Lawmakers Eying COVID Liability Protections for Businesses
TALLAHASSEE, Fla. (WCJB) - Businesses will likely be given some limited immunity from COVID lawsuits the next time the Florida Legislature meets this spring.
At least one suit has been filed in Miami against Publix Supermarkets, claiming wrongful death.
Publix Deli employee Gerardo Gutierrez passed away in April after a battle with COVID-19.
His family is now suing the grocery chain, alleging policies the company put in place at the start of the pandemic resulted in his death.
“Their father died because Publix said you can’t wear a mask,” said Michael Levine, an attorney representing the Gutierrez family.
Legal liability protections for companies in the age of COVID-19 is expected to be a top priority for Florida lawmakers.
“It’s something that I think that we should do. That would give businesses confidence to be able to operate,” said Florida House Speaker Chris Sprowls.
The Senate President and House Speaker have given few details, but they have said they don’t support total immunity.
“I cannot imagine that we are going to let people off the hook for negligence,” said Senate President Wilton Simpson.
As an example of what kind of protections businesses are looking for, The Florida Chamber of Commerce pointed to a Pinellas County case, where a man sued a restaurant after entering and not seeing anyone wearing masks.
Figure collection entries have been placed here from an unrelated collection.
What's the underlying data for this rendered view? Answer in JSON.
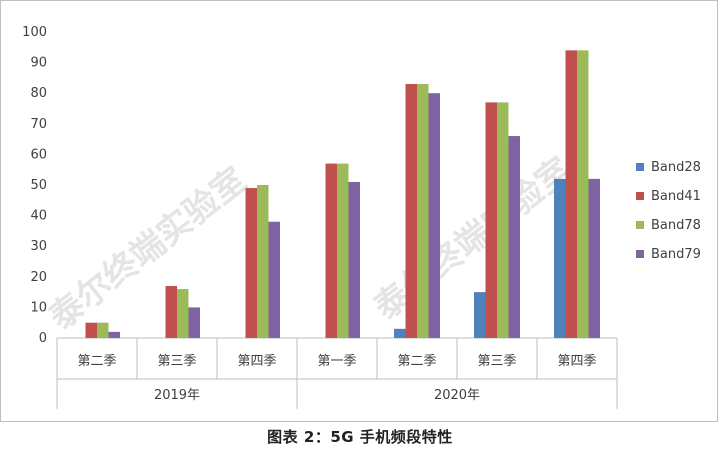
{
  "chart_data": {
    "type": "bar",
    "groups": [
      {
        "label": "2019年",
        "categories": [
          "第二季",
          "第三季",
          "第四季"
        ]
      },
      {
        "label": "2020年",
        "categories": [
          "第一季",
          "第二季",
          "第三季",
          "第四季"
        ]
      }
    ],
    "categories": [
      "第二季",
      "第三季",
      "第四季",
      "第一季",
      "第二季",
      "第三季",
      "第四季"
    ],
    "series": [
      {
        "name": "Band28",
        "color": "#4f81bd",
        "values": [
          0,
          0,
          0,
          0,
          3,
          15,
          52
        ]
      },
      {
        "name": "Band41",
        "color": "#c0504d",
        "values": [
          5,
          17,
          49,
          57,
          83,
          77,
          94
        ]
      },
      {
        "name": "Band78",
        "color": "#9bbb59",
        "values": [
          5,
          16,
          50,
          57,
          83,
          77,
          94
        ]
      },
      {
        "name": "Band79",
        "color": "#8064a2",
        "values": [
          2,
          10,
          38,
          51,
          80,
          66,
          52
        ]
      }
    ],
    "ylim": [
      0,
      100
    ],
    "yticks": [
      0,
      10,
      20,
      30,
      40,
      50,
      60,
      70,
      80,
      90,
      100
    ],
    "grid": false,
    "legend": "right"
  },
  "watermark": "泰尔终端实验室",
  "caption": "图表 2：5G 手机频段特性"
}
“And while he did not contract COVID he was so concerned about it that he’s suing for emotional damages for $1 million. So there’s kinds of lawsuits like that out there as well,” said Carolyn Johnson, Director of Business, Economic Development and Innovation Policy at the Florida Chamber.
Whether any potential protections passed next year would apply to the Publix case isn’t clear, but the family’s attorney is optimistic their case will be unaffected.
“Certainly an employer like Publix shouldn’t be trying to take away the liberties and freedoms of its workers to decide how they’re going to stay healthy, how they’re going to stay safe,” said Levine.
Legislative leaders say they’ll likely take up liability protection legislation early in the 2021 Legislative session.
The Florida Chamber of Commerce said it hopes any protections will apply retroactively in order to cover the entire pandemic.
And while Florida leaders have limited their discussion on liability protections to essential businesses, other states that have enacted similar legislation have also granted protections to long term care facilities and schools.